Für sein Fotobuch »Control« hat der Fotograf Çağdaş Erdoğan drei Jahre lang die Istanbuler Untergrundszene dokumentiert. Zurzeit ist er Stipendiat bei bi’bak, einem Berliner Projektraum mit Fokus auf Migration und globaler Mobilität. Foto: Çağ


Zeichnet, macht Fotos, schreibt« – diese Worte richtete Çağdaş Erdoğan im Oktober 2017 aus dem Gefängnis an seine Kollegen in der Türkei.
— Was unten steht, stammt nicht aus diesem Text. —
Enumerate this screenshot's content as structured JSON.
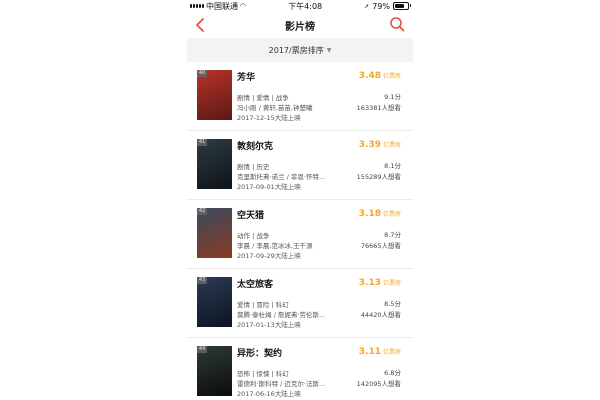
{
  "status_bar": {
    "carrier": "中国联通",
    "time": "下午4:08",
    "battery": "79%",
    "battery_level": 0.79
  },
  "nav": {
    "title": "影片榜",
    "back_icon": "chevron-left-icon",
    "search_icon": "search-icon"
  },
  "filter": {
    "label": "2017/票房排序"
  },
  "accent_color": "#f5a623",
  "movies": [
    {
      "rank": "40",
      "title": "芳华",
      "genre": "剧情 | 爱情 | 战争",
      "cast": "冯小刚 / 黄轩,苗苗,钟楚曦",
      "date": "2017-12-15大陆上映",
      "box_value": "3.48",
      "box_unit": "亿票房",
      "score": "9.1分",
      "want": "163381人想看",
      "poster_colors": [
        "#b8322a",
        "#5a1a14"
      ]
    },
    {
      "rank": "41",
      "title": "敦刻尔克",
      "genre": "剧情 | 历史",
      "cast": "克里斯托弗·诺兰 / 菲恩·怀特...",
      "date": "2017-09-01大陆上映",
      "box_value": "3.39",
      "box_unit": "亿票房",
      "score": "8.1分",
      "want": "155289人想看",
      "poster_colors": [
        "#2c3a44",
        "#0f1418"
      ]
    },
    {
      "rank": "42",
      "title": "空天猎",
      "genre": "动作 | 战争",
      "cast": "李晨 / 李晨,范冰冰,王千源",
      "date": "2017-09-29大陆上映",
      "box_value": "3.18",
      "box_unit": "亿票房",
      "score": "8.7分",
      "want": "76665人想看",
      "poster_colors": [
        "#3a4a5e",
        "#8a3a22"
      ]
    },
    {
      "rank": "43",
      "title": "太空旅客",
      "genre": "爱情 | 冒险 | 科幻",
      "cast": "莫腾·泰杜姆 / 詹妮弗·劳伦斯...",
      "date": "2017-01-13大陆上映",
      "box_value": "3.13",
      "box_unit": "亿票房",
      "score": "8.5分",
      "want": "44420人想看",
      "poster_colors": [
        "#2a3b55",
        "#0c1420"
      ]
    },
    {
      "rank": "44",
      "title": "异形：契约",
      "genre": "恐怖 | 惊悚 | 科幻",
      "cast": "雷德利·斯科特 / 迈克尔·法斯...",
      "date": "2017-06-16大陆上映",
      "box_value": "3.11",
      "box_unit": "亿票房",
      "score": "6.8分",
      "want": "142095人想看",
      "poster_colors": [
        "#2f3a36",
        "#0a0c0b"
      ]
    }
  ]
}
Der Fotograf schrieb auch: »Meine Freunde, eines Tages werden wir frei sein.« Für ihn selbst sollte diese Prophezeiung fünf Monate später in Erfüllung gehen. Nach einem halben Jahr in Haft wurde er im Februar 2018 unter Auflagen entlassen. 

Offiziell war Çağdaş Erdogan im September 2017 wegen eines Fotos verhaftet worden, das er in einem Park in Istanbul geschossen hatte. Laut der Behörden war darauf ein Gebäude zu sehen, das vom türkischen Nachrichtendienst benutzt wurde. Der Fotograf kam wegen Terrorismusverdacht hinter Gitter. Fragt man ihn heute nach den Vorwürfen, dann schüttelt er den Kopf: »Die Anschuldigungen waren erfunden«, sagt er. »Man hat mich eingesperrt, weil ich der Welt die ungemütliche Seite meiner Heimat gezeigt habe.« 

Und tatsächlich bieten Erdoğans Fotos Einblicke, die man von Staats wegen wohl lieber unter Verschluss halten würde. Jahrelang dokumentierte der mittlerweile 28-Jährige den Istanbuler Untergrund. Bilder von Privatpartys aus der LGBTQI*-Szene stehen dabei neben Protestfotos der kurdischen Minderheit sowie Porträts von Kleinkriminellen und Bandenmitgliedern. Alles, was Erdoğans Namensvetter an der Staatsspitze seit Jahren an den gesellschaftlichen Rand zu drängen versucht, befördert der junge Fotograf mit seinen blitzlastigen Schwarz-Weiß-Fotos ans Tageslicht. 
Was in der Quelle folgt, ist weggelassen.